Word of the Day : January 17, 2017


adjective ab-STEE-mee-us


: marked by restraint especially in the consumption of food or alcohol; also : reflecting such restraint

Did You Know?

Abstemious and abstain look alike, and both have meanings involving self-restraint or self-denial. So they must both come from the same root, right? Yes and no. Both get their start from the Latin prefix abs-, meaning "from" or "away." But abstain traces to the Latin abstinēre, a combination of abs- and the Latin verb tenēre ("to hold"), while abstemious comes from the Latin abstēmius, which combines abs- with tēm- (a stem found in the Latin tēmētum, "intoxicating beverage," and tēmulentus, "drunken") and the adjectival suffix -ius ("full of, abounding in, having, possessing the qualities of").

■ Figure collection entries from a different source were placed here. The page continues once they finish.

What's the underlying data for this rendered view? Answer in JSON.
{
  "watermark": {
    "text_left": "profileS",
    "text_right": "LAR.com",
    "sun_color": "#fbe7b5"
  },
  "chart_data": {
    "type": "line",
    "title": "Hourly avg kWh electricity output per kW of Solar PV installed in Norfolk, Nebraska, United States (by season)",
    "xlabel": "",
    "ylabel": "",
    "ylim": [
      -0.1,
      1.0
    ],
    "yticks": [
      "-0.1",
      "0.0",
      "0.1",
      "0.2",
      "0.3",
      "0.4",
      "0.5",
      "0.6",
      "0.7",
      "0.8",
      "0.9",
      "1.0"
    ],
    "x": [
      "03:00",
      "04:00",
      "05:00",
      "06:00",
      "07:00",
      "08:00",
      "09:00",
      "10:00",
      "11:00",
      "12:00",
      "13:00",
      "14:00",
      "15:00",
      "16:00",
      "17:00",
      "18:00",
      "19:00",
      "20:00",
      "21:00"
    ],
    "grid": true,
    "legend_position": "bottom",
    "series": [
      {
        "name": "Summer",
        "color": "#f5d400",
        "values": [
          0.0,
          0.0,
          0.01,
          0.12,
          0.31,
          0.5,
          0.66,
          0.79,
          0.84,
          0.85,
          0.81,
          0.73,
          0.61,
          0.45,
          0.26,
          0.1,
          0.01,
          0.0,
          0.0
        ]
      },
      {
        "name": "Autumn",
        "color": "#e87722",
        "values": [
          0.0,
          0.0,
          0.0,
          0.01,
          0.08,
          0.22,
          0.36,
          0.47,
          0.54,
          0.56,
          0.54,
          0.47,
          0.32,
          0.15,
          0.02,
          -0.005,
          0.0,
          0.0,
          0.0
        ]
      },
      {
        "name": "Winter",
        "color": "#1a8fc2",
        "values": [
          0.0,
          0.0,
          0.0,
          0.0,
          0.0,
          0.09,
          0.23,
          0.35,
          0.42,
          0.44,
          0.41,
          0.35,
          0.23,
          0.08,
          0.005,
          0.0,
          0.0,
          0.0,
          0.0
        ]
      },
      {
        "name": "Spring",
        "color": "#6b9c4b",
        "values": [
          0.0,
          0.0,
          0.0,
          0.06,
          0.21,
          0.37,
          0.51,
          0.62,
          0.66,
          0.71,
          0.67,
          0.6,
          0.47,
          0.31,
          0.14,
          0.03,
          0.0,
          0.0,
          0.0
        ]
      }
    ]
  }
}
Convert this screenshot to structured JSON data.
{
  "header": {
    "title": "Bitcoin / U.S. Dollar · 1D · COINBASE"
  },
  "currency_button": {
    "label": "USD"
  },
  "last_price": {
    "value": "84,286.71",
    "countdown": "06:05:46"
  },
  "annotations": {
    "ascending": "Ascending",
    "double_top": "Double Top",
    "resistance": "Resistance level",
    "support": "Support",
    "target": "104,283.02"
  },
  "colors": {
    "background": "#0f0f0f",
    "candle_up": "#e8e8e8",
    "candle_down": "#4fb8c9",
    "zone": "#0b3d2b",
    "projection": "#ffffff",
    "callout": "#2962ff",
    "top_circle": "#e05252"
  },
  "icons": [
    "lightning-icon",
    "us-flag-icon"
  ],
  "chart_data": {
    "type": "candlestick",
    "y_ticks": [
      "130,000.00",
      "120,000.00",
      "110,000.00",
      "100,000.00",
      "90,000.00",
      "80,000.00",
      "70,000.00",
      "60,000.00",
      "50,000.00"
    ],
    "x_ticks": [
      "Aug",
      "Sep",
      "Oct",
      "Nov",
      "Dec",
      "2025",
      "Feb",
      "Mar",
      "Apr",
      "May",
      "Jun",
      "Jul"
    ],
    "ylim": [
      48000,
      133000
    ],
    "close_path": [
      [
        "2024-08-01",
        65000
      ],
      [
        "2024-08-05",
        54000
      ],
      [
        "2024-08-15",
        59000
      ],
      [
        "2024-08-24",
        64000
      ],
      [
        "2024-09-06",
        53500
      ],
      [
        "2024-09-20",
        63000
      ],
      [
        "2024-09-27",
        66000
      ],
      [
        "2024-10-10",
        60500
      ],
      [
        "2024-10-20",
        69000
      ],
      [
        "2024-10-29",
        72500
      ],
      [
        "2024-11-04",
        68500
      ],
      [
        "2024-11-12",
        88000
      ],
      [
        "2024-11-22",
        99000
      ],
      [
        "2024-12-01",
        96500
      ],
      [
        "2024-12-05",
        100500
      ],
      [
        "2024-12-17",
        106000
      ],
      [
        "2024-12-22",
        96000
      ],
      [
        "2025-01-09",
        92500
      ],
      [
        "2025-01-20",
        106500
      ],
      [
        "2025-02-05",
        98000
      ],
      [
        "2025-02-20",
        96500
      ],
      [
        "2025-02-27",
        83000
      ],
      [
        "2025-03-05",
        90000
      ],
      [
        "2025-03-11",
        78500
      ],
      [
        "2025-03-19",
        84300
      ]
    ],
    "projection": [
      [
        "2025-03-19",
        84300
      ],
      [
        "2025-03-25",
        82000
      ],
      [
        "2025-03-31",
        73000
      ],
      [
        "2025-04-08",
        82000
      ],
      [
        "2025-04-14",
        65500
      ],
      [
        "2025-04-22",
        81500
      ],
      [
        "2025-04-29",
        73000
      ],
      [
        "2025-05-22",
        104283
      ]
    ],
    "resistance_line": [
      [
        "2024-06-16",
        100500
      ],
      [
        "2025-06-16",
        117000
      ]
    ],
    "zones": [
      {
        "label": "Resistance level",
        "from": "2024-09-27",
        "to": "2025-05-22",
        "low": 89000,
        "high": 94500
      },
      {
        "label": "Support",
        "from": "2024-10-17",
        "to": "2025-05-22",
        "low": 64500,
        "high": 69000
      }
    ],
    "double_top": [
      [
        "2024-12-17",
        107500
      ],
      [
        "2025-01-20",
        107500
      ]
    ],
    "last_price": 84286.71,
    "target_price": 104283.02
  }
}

Allie's midlife heart attack opened her eyes to the importance of taking care of her body and turned her to a more abstemious and healthful lifestyle.

"He is so abstemious that he once declared that to avoid temptation, he would never appear anywhere alcohol was served unless his wife was with him." — Michael Barbaro and Monica Davey, The New York Times, 16 July 2016

Name That Antonym

Fill in the blanks to complete this antonym of abstemious: i _ _ e _ p _ ra _ _.